A huge wind farm in Xuwen, Zhanjiang, represents the city's new orientation in developing environmental-friendly industries. |
Construction on the Zhanjiang Economic and Technological Development Zone is making good headway, with its major projects in steel, petrochemicals and papermaking on schedule, said local authorities.
Expected to become a new economic engine for Guangdong, the zone is playing a big part in accelerating the economic development in western part of the province.
According to its development plan, the zone is expected have annual industrial production worth more than 300 billion yuan ($48.78 billion) in five years and more than 500 billion yuan in a decade, entering into the top 10 development zones on the Chinese mainland.
The zone is home to a mega iron and steel plant and a petrochemical project on Donghai Island, the fifth largest island in the country and the biggest in Guangdong.
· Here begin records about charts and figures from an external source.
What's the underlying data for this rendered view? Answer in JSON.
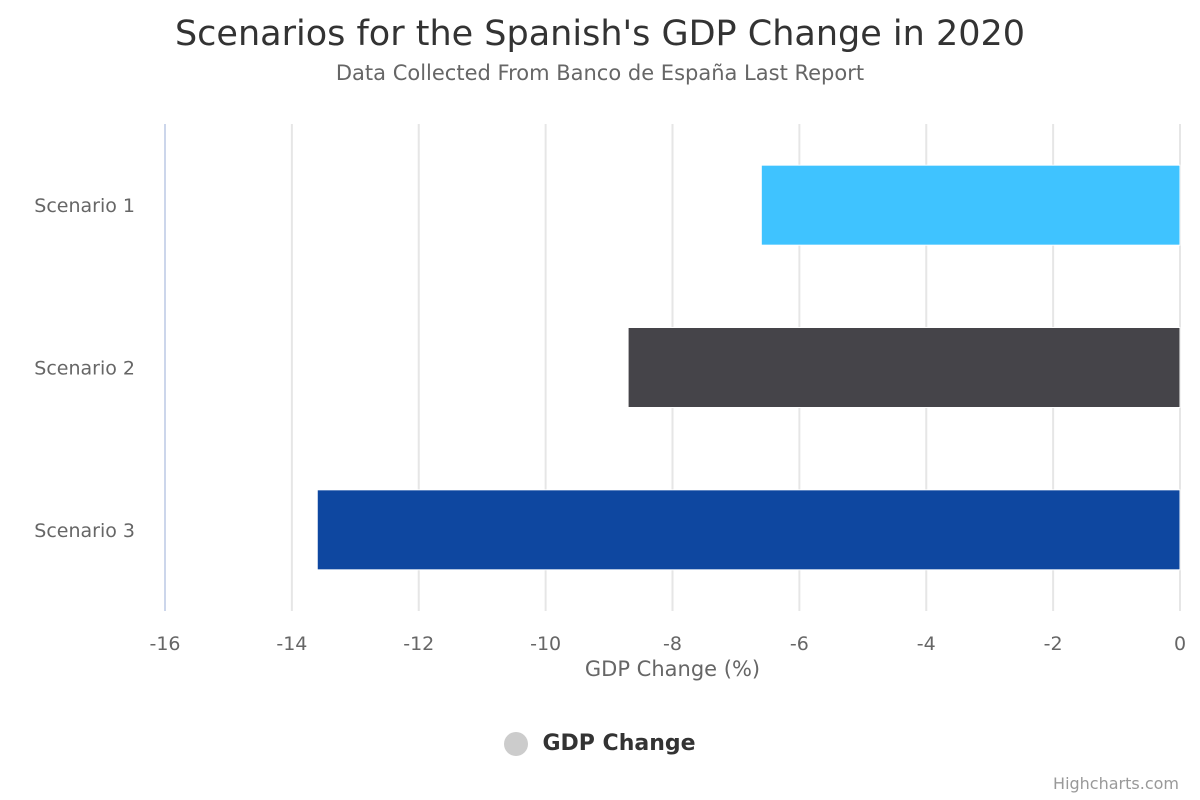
{
  "chart_data": {
    "type": "bar",
    "orientation": "horizontal",
    "title": "Scenarios for the Spanish's GDP Change in 2020",
    "subtitle": "Data Collected From Banco de España Last Report",
    "categories": [
      "Scenario 1",
      "Scenario 2",
      "Scenario 3"
    ],
    "series": [
      {
        "name": "GDP Change",
        "values": [
          -6.6,
          -8.7,
          -13.6
        ],
        "colors": [
          "#3fc3ff",
          "#454449",
          "#0e47a0"
        ]
      }
    ],
    "xlabel": "GDP Change (%)",
    "xlim": [
      -16,
      0
    ],
    "ticks": [
      -16,
      -14,
      -12,
      -10,
      -8,
      -6,
      -4,
      -2,
      0
    ],
    "grid": true,
    "legend": "bottom-center",
    "legend_color": "#cccccc"
  },
  "credits": "Highcharts.com"
}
Construction on the iron and steel project by Baosteel Group is planned for completion in September 2015. It will have an annual production capacity of 10 million tons of steel.
More than 17.49 billion yuan has been invested to date in the project, 11.6 billion yuan of it this year.
The zone's Sino-Kuwaiti petrochemical facility will be able to refine 15 million tons crude oil and produce more than 1 million tons of ethylene a year when operations begin by the end of 2016. Some 2.77 billion yuan has been invested to day, 2 billion yuan of it in 2014.
Steel, petrochemicals and papermaking will become pillar industries in Zhanjiang, playing a big part in the city's economy in the coming years, local authorities said.
To support the industries, the city government has plans for 50 sq km in petrochemical projects, a 30-sq-km industrial park for the iron and steel industry and another 20 sq km for papermaking.
Construction on a new airport will begin in 2015 and will be completed in 2017 to help further improve the city's infrastructure and investment environment, local authorities said.
Liu Xiaohua, Party chief of Zhanjiang, urged the government to speed up construction of the zone in the following months.
Liu and Zhanjiang mayor Wang Zhongbing recently visited the zone and promised to continue to introduce even more incentives to support development and help attract foreign investment.
Protecting ecology
Wang told government departments to pay special attention to protecting local ecology.
"Economic growth cannot be achieved at the cost of the ecology and environment," Wang said.
"Zhanjiang's environment and air quality will remain intact after the petrochemical project begins operation," he added.
In addition to further simplifying administrative procedures, the city government will continue to introduce a series of preferential policies to encourage foreign companies to invest in the zone, the mayor said.
Covering an area of more than 496 sq km, the zone includes the city's Donghai, Naozhou, Dongshantou and Nanping islands.
It is now home to more than 2,500 foreign-funded companies. Investors have come from North America, Europe, East Asia, Northeast Asia, the Middle East, as well as Taiwan and Hong Kong.
Big-name foreign companies including Coca Cola and PepsiCo have set up production facilities in the zone.
In addition to steel and petrochemicals, local authorities particularly want more foreign companies to establish production facilities in high-tech, papermaking, ocean-derived biomedicines, machinery, garments, electric appliances and beverages.
Located on Guangdong's Leizhou Peninsula facing Hainan Island, Zhanjiang has abundant resources in agriculture, aquatic production, tourism, minerals, crude oil and natural gas.
It is a major sugar cane production and seafood export center.
In 2010, the zone was rated as a province-level high-tech zone and a province-level development zone for recycled economy.
In 2011 the zone was listed by the provincial government as an important destination for the industries transferred from the Pearl River delta region.